Remember also that in terms of the text being a recommendation, this is
not a change in practice.  This is the practice we have had for more than
the last 15 years.  If, for Independent Submissions, it is that big a
problem, I would expect ot have heard of it.

Perhaps I'm just unclear on the frequency of independent submissions -- but
can you find me an RFC that came from a source other than the IETF that does
not include a prominent note indicating that fact?

I believe that the Independent Stream should continue to exist and
that IESG notes should be recommendations, rather than mandatory.

Here are some of RFCs of which I was an author that were Independent
Stream submissions, with notes:

RFC1898 CyberCash Credit Card Protocol Version 0.8
     This RFC documents a propriety protocol, making the protocol
public. The document internally makes it pretty clear that it came
from CyberCash, Inc., but I wouldn't say there is a "prominent note"
to that effect. It contains statements that could easily be
categorized as marketing. One effect of publishing this RFC was to
preclude later patent claims for the ideas it contained.

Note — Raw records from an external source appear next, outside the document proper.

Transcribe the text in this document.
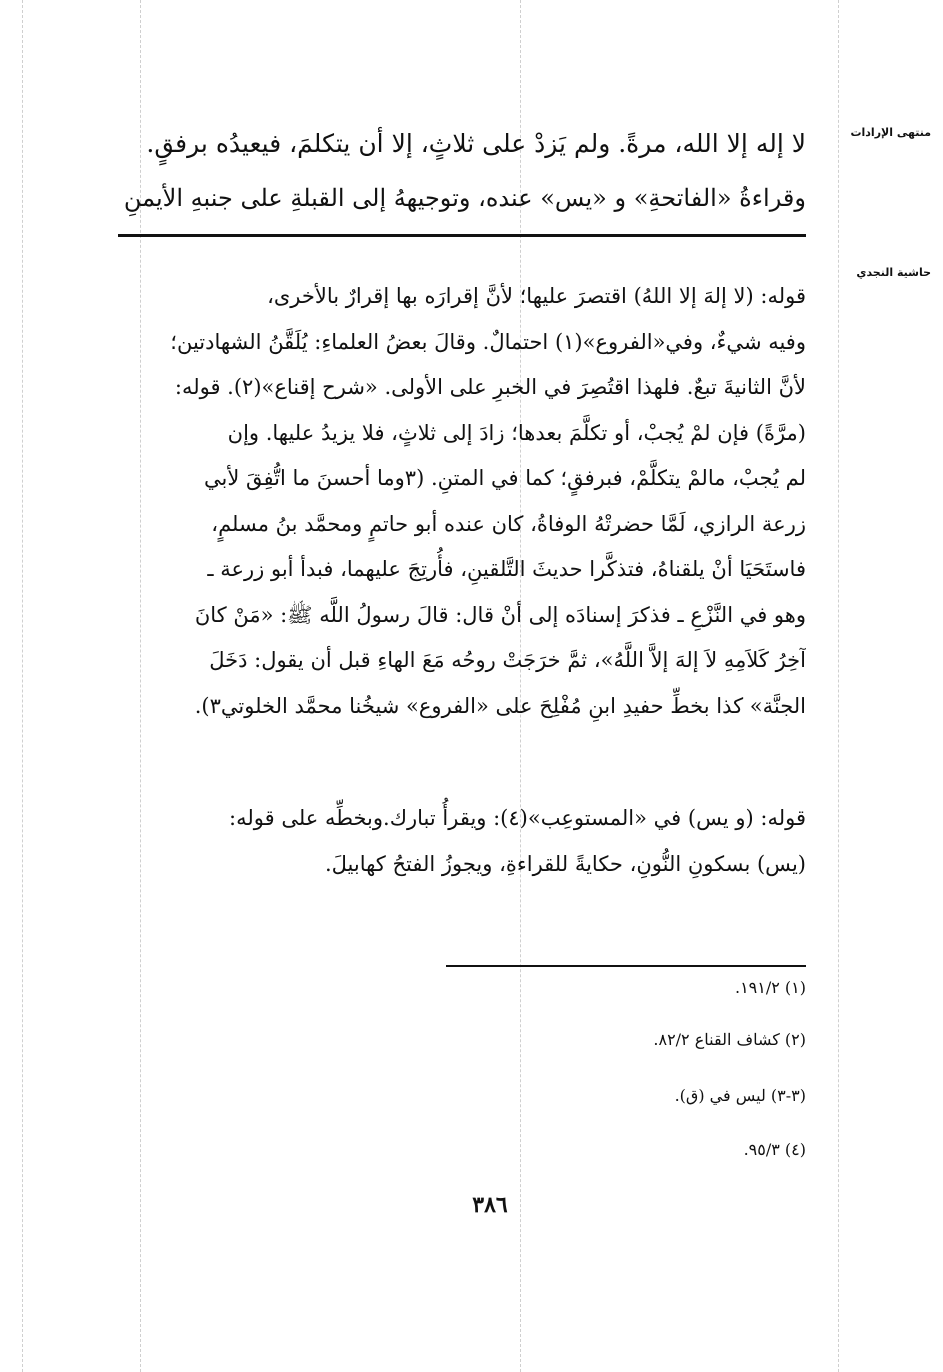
منتهى الإرادات
حاشية النجدي
لا إله إلا الله، مرةً. ولم يَزدْ على ثلاثٍ، إلا أن يتكلمَ، فيعيدُه برفقٍ.
وقراءةُ «الفاتحةِ» و «يس» عنده، وتوجيههُ إلى القبلةِ على جنبهِ الأيمنِ
قوله: (لا إلهَ إلا اللهُ) اقتصرَ عليها؛ لأنَّ إقرارَه بها إقرارٌ بالأخرى،
وفيه شيءٌ، وفي«الفروع»(١) احتمالٌ. وقالَ بعضُ العلماءِ: يُلَقَّنُ الشهادتين؛
لأنَّ الثانيةَ تبعٌ. فلهذا اقتُصِرَ في الخبرِ على الأولى. «شرح إقناع»(٢). قوله:
(مرَّةً) فإن لمْ يُجبْ، أو تكلَّمَ بعدها؛ زادَ إلى ثلاثٍ، فلا يزيدُ عليها. وإن
لم يُجبْ، مالمْ يتكلَّمْ، فبرفقٍ؛ كما في المتنِ. (٣وما أحسنَ ما اتُّفِقَ لأبي
زرعة الرازي، لَمَّا حضرتْهُ الوفاةُ، كان عنده أبو حاتمٍ ومحمَّد بنُ مسلمٍ،
فاستَحَيَا أنْ يلقناهُ، فتذكَّرا حديثَ التَّلقينِ، فأُرتِجَ عليهما، فبدأ أبو زرعة ـ
وهو في النَّزْعِ ـ فذكرَ إسنادَه إلى أنْ قال: قالَ رسولُ اللَّه ﷺ: «مَنْ كانَ
آخِرُ كَلاَمِهِ لاَ إلهَ إلاَّ اللَّهُ»، ثمَّ خرَجَتْ روحُه مَعَ الهاءِ قبل أن يقول: دَخَلَ
الجنَّة» كذا بخطِّ حفيدِ ابنِ مُفْلِحَ على «الفروع» شيخُنا محمَّد الخلوتي٣).
قوله: (و يس) في «المستوعِب»(٤): ويقرأُ تبارك.وبخطِّه على قوله:
(يس) بسكونِ النُّونِ، حكايةً للقراءةِ، ويجوزُ الفتحُ كهابيلَ.
(١) ١٩١/٢.
(٢) كشاف القناع ٨٢/٢.
(٣-٣) ليس في (ق).
(٤) ٩٥/٣.
٣٨٦
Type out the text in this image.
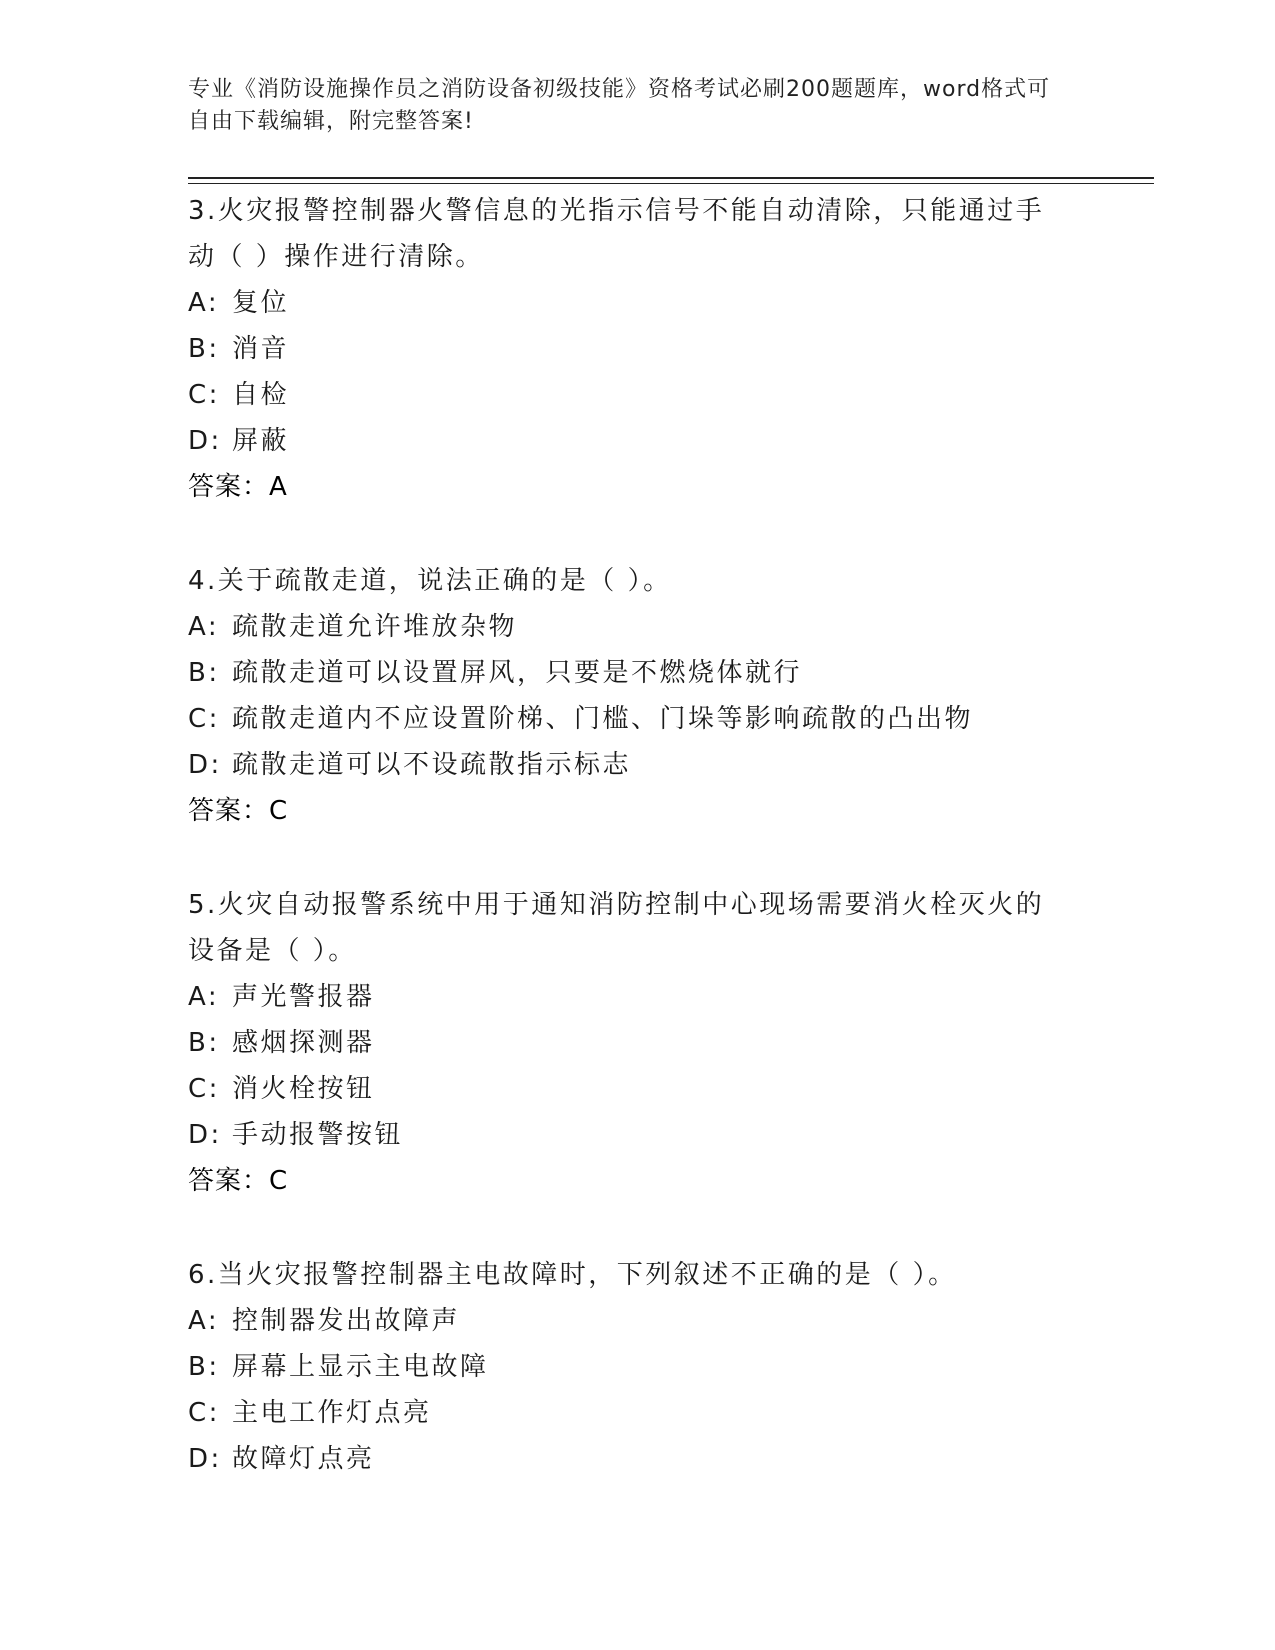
专业《消防设施操作员之消防设备初级技能》资格考试必刷200题题库，word格式可自由下载编辑，附完整答案!

3.火灾报警控制器火警信息的光指示信号不能自动清除，只能通过手动（ ）操作进行清除。

A: 复位

B: 消音

C: 自检

D: 屏蔽

答案：A

4.关于疏散走道，说法正确的是（ ）。

A: 疏散走道允许堆放杂物

B: 疏散走道可以设置屏风，只要是不燃烧体就行

C: 疏散走道内不应设置阶梯、门槛、门垛等影响疏散的凸出物

D: 疏散走道可以不设疏散指示标志

答案：C

5.火灾自动报警系统中用于通知消防控制中心现场需要消火栓灭火的设备是（ ）。

A: 声光警报器

B: 感烟探测器

C: 消火栓按钮

D: 手动报警按钮

答案：C

6.当火灾报警控制器主电故障时，下列叙述不正确的是（ ）。

A: 控制器发出故障声

B: 屏幕上显示主电故障

C: 主电工作灯点亮

D: 故障灯点亮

RFC2706 ECML v1: Field Names for E-Commerce
     This one has an IESG note commenting on its source and noting
technical deficiencies in internationalization. I'm not sure what the
policy was at the time but the IESG was, in effect, doing technical
reviews of such submissions. As an author, I had no objection to the
IESG note as I basically agreed with it. It was obsoleted by:

RFC 3106 ECML v1.1: Field Specifications for E-Commerce
     I believe this was also an independent submission. It's IESG note
points out the non-IETF source for these documents and that this work
was moving into the IETF where an IETF working group was working on a
v2. This v2 was later published as RFC 4112 as a Proposed Standard.
Thus, in this case, the independent stream provided a convenient means
to provide some continuity in the publication of work which was
transitioning into the IETF.

RFC 4144 How to Gain Prominence and Influence in Standards Organizations
     I submitted this to the IESG, it was assigned to the IETF Chair
who, after reviewing, decided that it was inappropriate for anything
but the Independent Submission stream. See:
https://datatracker.ietf.org/idtracker/draft-eastlake-prominence/comment/28295/

Hopefully the above examples give some idea of the range of items
published in the Independent Stream.

Thanks,
Donald

I'm under the distinct impression that historical practice tagged all (or
almost all) such documents with a prominent note. The proposed procedure
tries to make this an extreme exception, not the norm.